"It's as if a great bird lives inside the stone of our days and since no sculptor can free it, it has to wait for the elements to wear us down, till it is free to fly." Mark Nepo

Sunday, May 24, 2009

Unfinished Bird

Water sprayed out of the bird bath like some wild fountain. The source, a gray-brown bird in full bathing ecstasy. Dip, shake, dip, shake, dip, SHAAAAAAAKE. She flew like an overloaded plane to the overhanging, still mostly bare, branches of the sweet gum tree.

I watched her shake and ruffle and preen, several times almost knocking herself right out of the tree. She'd wobble, right herself, and return to her feathers as though nothing had happened. The amazing vigor with which this bird was attacking her toilette grabbed my attention first. Then it was curiosity about who she was.

At first I thought robin. Young female. Mostly gray and brown, but a hint of red at the wings. But the face was wrong. Too pointed. The eyes too small. And the coloring didn't quite work.

Starling? The face was right, but there was no iridescence. A young one perhaps. But the body shape seemed too streamlined to be a juvenile.

Maybe someone from the blackbird family. There are a couple of different cousins who visit from time to time. Except the coloring was too mottled and the eyes were wrong even for a young brewer's or cowbird.

At some point I realized the bird I watched was a fledgling. Its clumsiness was the first clue. Its undistinguished coloring and exaggerated movements provided more evidence. By then I had the binoculars out, so could see its bill closely. I noticed the soft widening at the corners, left over from a mouth that needed to be big enough for a mother bird to insert food. 
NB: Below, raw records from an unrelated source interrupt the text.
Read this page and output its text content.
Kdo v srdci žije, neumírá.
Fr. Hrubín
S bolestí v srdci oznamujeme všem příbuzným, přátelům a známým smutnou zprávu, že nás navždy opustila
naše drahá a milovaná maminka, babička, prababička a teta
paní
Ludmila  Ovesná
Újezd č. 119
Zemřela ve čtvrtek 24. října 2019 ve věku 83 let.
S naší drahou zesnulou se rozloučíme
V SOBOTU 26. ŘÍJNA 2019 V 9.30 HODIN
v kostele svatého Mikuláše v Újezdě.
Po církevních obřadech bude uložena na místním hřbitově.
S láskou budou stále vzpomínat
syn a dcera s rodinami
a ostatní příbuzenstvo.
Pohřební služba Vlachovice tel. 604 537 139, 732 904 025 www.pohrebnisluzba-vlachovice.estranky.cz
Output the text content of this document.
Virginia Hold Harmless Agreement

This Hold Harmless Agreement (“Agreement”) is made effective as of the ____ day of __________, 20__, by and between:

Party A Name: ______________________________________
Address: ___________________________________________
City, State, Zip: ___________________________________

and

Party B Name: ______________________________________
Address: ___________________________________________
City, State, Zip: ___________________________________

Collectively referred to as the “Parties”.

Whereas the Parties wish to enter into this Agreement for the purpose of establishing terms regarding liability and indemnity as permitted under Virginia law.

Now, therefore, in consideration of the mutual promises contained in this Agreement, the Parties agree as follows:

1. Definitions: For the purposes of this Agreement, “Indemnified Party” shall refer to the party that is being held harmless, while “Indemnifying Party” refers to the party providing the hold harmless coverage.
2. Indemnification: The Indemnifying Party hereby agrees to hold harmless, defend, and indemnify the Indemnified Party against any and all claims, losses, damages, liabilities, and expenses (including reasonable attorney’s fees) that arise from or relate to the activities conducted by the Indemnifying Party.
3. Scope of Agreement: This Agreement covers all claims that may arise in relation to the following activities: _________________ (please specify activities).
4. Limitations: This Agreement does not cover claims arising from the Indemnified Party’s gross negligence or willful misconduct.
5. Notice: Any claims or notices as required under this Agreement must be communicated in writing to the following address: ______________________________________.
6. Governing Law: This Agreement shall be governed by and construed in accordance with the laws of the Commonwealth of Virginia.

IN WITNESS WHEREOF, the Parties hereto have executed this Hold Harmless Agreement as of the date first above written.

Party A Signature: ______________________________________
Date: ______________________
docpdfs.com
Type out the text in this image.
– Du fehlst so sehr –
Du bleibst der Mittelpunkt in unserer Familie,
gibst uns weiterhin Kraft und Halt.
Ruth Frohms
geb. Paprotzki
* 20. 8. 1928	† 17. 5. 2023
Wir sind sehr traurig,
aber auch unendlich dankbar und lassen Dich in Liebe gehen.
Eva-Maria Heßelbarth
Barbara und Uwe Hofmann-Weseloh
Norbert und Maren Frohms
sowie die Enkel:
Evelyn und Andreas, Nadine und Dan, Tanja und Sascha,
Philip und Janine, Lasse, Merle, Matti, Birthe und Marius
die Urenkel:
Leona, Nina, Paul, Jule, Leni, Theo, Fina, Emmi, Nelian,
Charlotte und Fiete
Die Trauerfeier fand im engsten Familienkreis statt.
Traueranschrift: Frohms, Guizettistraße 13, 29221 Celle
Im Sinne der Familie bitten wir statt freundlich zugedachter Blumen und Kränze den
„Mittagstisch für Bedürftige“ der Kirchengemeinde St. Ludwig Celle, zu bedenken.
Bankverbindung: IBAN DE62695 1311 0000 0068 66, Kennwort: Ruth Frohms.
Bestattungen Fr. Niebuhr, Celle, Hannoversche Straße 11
This was definitely a fledgling - of some sort. I could narrow down the possibilities of her identity: bigger than a sparrow, smaller than a grosbeak. But there was no way, even with a handful of great bird guides, that I would be able to identify her. She was too ordinary looking - her feathers the standard gray-brown drab protection issued to all young birds learning how to be safe in a much larger world than they could have dreamed possible.

And then I realized I was looking at a form of myself. No longer safe in a nest; no longer being fed and defined by the security of an outside source. Taking first tender steps (hops, wing-flaps, baths) into a wide new world. Not quite formed. The final identity still a molt or two away. I'm reminded that it takes my bird guide, Bald Eagle, two years to get its glorious plumage. 

After long minutes of intensive fluffing and preening, the bird took off into the sky. The launch was a bit shaky, some of her feathers still stuck out at odd angles, but before long her wings were carrying her strong and sure beyond my sight. A part of my heart followed her, wishing her gently lifting winds on her journey.

photo from Flickr


Anonymous said...

Good luck on your own launch.

Jerri said...

May that same gentle wind be at your back as you soar into the future.

Jerri said...
This comment has been removed by the author.
Carrie Wilson Link said...

Love bearing witness to the molting process.

Janna Qualman said...

Beautifully shared.

Angie Ledbetter said...

"And then I realized I was looking at a form of myself."

Lovely when nature speaks, isn't it? And you are getting ready to fly also. Happy landings!

The Unbreakable Child said...

Happy beginnings, may you sell through with gentle breees and many many happy landings!

She said...

You NEVER fail to blow me away!


Jessica said...

Wow, cool analogy! I like it. A fledgling writer...it's funny, but I didn't know that you had to wait for the bird to be full-grown before being able to tell what it is. Very interesting.

M said...

What beautiful writing...and a great analogy for the next chapter in your life. I have NO doubt that your launch will a successful one.



Midlife Jobhunter said...

"The final identity still a molt or two away."

Oh, but that is soooo... close. I'm jealous. Such a lovely line.